Ah, but my mind wanders. I don't know about anniversaries of death. There isn't a day someone hasn't died in the year, and they will continue to. I guess death simply marks the passage of time. When you have the gospel, death is a forward-looking thing I think. You look forward to the eternities and death marks a stage in eternity completed. I know my father was free from sin at his death because I blessed him by the priesthood from over three hundred miles away in prayer that he was free from sin and his sins forgiven him. My father has spoken to me since his death and I know my family watches over me from heaven and are very attentive to the genealogy work that I do in my ward and my stake and family.......I don't know. I don't know what to think on this day. I guess I 'd be sadder if he hadn't spoken to me since, but he has, he was present at his grave, he spoke to me since, last night he came to me in a dream, and he visited immediately after his death.....I know my father lives.
Mostly, we're closer than when he was alive. Just as he said he was with his father.
Well, ironically we have some severe mental illness in our family a few generations ago, some of which severely afflicted my father, and some found its way to trouble me as well as things got passed on.....but now I'm in the mental health field and am not only treating the severely mentally ill and understanding my family.

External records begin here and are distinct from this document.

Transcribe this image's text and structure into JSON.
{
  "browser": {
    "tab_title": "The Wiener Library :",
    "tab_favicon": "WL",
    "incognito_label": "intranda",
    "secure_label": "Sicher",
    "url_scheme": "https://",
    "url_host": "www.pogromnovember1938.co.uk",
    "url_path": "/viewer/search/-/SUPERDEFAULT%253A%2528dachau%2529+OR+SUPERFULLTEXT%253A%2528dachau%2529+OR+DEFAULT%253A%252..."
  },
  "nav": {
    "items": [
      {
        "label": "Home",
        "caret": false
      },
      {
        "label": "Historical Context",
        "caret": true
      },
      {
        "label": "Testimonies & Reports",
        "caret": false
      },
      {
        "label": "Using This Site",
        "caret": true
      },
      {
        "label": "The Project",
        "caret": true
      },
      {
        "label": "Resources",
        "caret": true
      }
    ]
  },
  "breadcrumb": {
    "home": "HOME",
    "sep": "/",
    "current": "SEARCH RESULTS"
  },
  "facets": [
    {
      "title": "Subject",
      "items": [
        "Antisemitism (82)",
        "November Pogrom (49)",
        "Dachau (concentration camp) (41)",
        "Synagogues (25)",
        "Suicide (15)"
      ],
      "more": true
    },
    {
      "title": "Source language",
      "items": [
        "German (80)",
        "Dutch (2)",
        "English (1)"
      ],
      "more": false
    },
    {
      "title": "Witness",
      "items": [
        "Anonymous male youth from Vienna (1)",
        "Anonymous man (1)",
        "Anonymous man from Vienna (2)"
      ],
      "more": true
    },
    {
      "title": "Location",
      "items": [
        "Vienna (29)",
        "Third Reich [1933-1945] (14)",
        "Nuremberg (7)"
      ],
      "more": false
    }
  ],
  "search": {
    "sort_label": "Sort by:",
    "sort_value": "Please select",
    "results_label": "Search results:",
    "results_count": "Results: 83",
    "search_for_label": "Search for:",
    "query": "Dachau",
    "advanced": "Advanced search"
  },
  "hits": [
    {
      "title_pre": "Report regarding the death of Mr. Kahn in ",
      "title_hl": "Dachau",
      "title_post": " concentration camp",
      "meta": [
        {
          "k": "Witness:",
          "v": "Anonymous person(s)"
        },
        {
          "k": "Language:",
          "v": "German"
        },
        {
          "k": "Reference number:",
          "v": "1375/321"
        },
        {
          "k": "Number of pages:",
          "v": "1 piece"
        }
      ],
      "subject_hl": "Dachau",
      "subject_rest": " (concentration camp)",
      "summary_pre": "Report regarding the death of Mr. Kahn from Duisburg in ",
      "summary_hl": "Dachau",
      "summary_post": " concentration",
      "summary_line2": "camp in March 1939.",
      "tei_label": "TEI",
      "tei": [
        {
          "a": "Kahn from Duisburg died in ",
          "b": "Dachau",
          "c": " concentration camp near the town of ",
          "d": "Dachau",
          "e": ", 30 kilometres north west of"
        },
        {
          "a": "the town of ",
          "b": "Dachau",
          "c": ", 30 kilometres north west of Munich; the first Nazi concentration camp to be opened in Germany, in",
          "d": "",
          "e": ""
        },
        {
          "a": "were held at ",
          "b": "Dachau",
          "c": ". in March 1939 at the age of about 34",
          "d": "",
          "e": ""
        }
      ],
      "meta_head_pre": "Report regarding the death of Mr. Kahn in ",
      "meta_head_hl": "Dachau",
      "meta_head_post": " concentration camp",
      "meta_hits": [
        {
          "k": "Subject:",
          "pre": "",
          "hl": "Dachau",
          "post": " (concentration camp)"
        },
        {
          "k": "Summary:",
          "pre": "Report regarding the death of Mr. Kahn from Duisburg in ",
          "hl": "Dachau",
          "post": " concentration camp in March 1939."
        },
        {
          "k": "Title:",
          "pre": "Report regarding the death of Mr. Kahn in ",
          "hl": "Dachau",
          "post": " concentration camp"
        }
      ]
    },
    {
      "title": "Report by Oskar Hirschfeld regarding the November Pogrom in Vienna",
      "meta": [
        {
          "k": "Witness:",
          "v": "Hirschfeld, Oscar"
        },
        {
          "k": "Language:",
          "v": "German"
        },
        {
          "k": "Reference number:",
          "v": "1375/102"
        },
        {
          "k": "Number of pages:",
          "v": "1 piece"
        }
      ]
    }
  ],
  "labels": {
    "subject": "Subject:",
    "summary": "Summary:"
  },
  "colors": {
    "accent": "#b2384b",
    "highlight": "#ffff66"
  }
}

To my father - please forgive me for my human feelings, but I understand now and forgive and want to forgive. This work is too important to hold grudges down here. You challenged me to be better than you, your challenge has made it so. My success is your success. My legacy is your legacy. My children are your grandchildren. And my priesthood shall bless you with the priesthood this week and you in turn shall bless others there and hereafter.
At any rate, it is time to turn in, so as you always said, "bye bye for now."